Ni yo mismo me reconocía en aquella época porque, como usted bien sabe, soy absolutamente pragmático, un simple buscador de hechos que corresponden a una reali­dad histórica, no por muy antigua menos evidente. Sabe que carezco de imaginación y me atengo a pruebas y obje­tos concretos, pero con la tenacidad y entusiasmo de aque­llos años de juventud tentado estuve de contarle mis experiencias al joven hermano de nuestro amigo César, que ha cobrado fama de escritor, pero añadir literatura al asunto de mis visiones y airear estas experiencias tan per­sonales y extrañas no me iba a acarrear beneficios, dado el prestigio de que gozo −o gocé− en Cádiz durante el curso de mi magisterio y la posesión de mis cargos. Aparte de eso, mi familia se hubiese inquietado lo suficiente como para sentir deteriorada la paz que ha disfrutado en este solar de Puertas de Tierra. Ahora que lo abandono...

                                                                                  ♠♠♠

Un golpe de aire apaga las lamparillas y deja a oscuras la cámara. Aún faltan los últimos detalles: colo­car a la máscara las pestañas de cobre y añadir algo de púrpura a los dibujos de la madera para que los plie­gues imiten a la perfección el traje de fiesta de quien jamás festejará nada. La han envuelto en ocho capas de lienzo del más fuerte y al hacerlo, algo cruje debajo de las manos afanosas, produciendo un sonido como de rama que trocea el viento. El artífice levanta la cabeza en demanda de luz y uno de los parientes sale de la estancia para volver al poco tiempo con un grupo de esclavos que portan lucernas y ánforas de aceite. Revi­san los vanos y corren los lienzos, de forma que el vien­to de levante no pueda penetrar en la cámara. Ésta recupera sus tonos cálidos y, a la luz de las lámparas, resaltan los dibujos sobre el estuco, las facciones inmó­viles y reposadas sobre el verdadero rostro, ya tres días enmascarado, céreo, rodeado el cuello, que ha adquiri­do la tonalidad del mármol, con la cintilla de la que pen­de el Khori[2], las manos en el regazo y aquella pulsera que porta los cinco ureos de loza egipcia, en la muñeca izquierda.

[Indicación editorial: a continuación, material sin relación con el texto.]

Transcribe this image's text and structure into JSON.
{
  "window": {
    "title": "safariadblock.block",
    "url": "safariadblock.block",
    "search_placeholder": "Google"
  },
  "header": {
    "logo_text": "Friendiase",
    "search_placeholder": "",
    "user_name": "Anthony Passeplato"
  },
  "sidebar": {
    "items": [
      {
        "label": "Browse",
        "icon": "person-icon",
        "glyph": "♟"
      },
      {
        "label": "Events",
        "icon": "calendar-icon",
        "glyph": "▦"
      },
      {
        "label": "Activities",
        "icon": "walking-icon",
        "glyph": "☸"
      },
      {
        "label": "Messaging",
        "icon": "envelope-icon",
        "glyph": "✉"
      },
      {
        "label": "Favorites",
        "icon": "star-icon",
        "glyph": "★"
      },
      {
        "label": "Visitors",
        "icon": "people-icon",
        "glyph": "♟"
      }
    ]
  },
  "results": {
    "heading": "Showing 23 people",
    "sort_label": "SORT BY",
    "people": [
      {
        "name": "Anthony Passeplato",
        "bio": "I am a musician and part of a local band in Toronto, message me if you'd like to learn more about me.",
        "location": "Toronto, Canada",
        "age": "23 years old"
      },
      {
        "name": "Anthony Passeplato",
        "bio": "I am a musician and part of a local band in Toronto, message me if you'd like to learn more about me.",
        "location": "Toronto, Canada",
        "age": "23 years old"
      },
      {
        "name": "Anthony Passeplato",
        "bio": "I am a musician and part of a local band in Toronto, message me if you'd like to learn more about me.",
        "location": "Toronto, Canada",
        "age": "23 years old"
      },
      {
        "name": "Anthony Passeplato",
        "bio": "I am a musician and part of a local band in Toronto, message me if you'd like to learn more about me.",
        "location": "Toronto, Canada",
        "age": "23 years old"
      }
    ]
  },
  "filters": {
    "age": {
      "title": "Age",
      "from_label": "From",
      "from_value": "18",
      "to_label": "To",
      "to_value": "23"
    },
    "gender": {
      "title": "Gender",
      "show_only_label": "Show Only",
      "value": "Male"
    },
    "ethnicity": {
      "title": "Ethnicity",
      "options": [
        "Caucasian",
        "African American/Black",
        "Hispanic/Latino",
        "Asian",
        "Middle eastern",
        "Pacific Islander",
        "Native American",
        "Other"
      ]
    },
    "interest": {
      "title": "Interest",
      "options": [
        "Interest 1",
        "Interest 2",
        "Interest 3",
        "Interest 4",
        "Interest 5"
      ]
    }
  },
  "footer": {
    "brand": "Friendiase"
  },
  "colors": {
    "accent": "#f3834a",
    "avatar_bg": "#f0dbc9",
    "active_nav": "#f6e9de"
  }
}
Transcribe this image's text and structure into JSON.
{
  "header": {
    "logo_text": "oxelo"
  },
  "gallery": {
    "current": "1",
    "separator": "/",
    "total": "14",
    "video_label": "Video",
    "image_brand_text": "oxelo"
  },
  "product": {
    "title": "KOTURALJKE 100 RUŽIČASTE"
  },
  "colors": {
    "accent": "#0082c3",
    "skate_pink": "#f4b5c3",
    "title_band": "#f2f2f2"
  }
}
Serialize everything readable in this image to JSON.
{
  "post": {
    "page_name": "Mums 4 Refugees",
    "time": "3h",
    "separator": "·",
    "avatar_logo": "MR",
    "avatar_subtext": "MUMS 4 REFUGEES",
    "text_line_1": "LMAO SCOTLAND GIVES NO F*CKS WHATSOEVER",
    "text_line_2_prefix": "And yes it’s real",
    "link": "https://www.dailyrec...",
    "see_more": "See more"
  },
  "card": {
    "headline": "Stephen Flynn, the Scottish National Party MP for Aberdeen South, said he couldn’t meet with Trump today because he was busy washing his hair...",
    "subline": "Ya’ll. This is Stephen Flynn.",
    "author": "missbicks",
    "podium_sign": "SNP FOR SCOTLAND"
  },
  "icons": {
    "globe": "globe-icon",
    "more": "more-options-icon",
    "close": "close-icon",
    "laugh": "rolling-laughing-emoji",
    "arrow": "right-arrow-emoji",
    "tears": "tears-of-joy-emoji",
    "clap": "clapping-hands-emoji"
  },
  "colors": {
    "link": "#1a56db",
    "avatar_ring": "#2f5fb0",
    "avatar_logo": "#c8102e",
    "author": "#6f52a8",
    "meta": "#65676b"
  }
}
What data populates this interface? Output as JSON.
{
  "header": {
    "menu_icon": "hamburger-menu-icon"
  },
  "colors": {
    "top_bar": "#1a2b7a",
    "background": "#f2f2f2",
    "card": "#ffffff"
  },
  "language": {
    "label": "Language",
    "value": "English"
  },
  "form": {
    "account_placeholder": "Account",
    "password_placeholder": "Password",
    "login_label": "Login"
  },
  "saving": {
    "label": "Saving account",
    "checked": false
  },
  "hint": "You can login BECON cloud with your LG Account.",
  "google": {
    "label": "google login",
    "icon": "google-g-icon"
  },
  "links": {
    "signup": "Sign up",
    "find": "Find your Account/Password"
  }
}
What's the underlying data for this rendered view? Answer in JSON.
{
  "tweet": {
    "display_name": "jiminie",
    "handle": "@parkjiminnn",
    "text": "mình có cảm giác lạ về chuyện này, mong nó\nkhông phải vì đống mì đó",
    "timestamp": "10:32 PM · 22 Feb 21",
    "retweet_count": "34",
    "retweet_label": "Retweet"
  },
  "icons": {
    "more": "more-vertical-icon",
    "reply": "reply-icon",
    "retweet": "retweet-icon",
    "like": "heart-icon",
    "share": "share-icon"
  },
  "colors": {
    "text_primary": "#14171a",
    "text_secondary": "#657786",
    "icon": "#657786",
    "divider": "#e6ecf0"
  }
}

Tres días el maestro sobre aquella inmovili­dad sobrecogedora, envuelta en vendajes, en una cáma­ra que ya hiede a pesar de los perfumes que se queman sin cesar y que el fuerte aire de levante había apagado al introducir en la habitación sus largos resoplidos. Tres días que los perros aúllan sin corretear por las lindes de la hacienda como defensores de los asaltos de ladrones o alimañas. Huele a uva en sazón, septem­brina, y las higueras del huerto exhalan un fuerte olor dulzón que también penetra, áspero y cálido, en la alcoba. A veces, como ahora, se escucha el paso del ganado por la vía próxima, el arrastrar de las pezuñas ovinas, pero los pastores no varean los acebuches y las bestias cruzan sobre la breña y el lentisco desorienta­das. Se escuchan sonidos inquietantes y repetidos de herramientas que hienden la tierra y preparan la fosa. Tres días llevan los esclavos en la parte más baja del huerto excavando en la arena y la grava a muchos pies de profundidad. Para ello se han sacrificado un par de olivos y un laurel centenario de verdes hojas lanceola­das. La dueña de la casa solía recoger ramas de laureles para la despensa y, en el pequeño santuario de los dio­ses que adoraron sus antepasados, colocaba con sus propias manos, junto a las lamparillas votivas, manojos de menta, laurel y romero cuyas raíces nautas, inmersas como patas de grandes insectos en jarrones de agua, permanecían frescas durante mucho tiempo.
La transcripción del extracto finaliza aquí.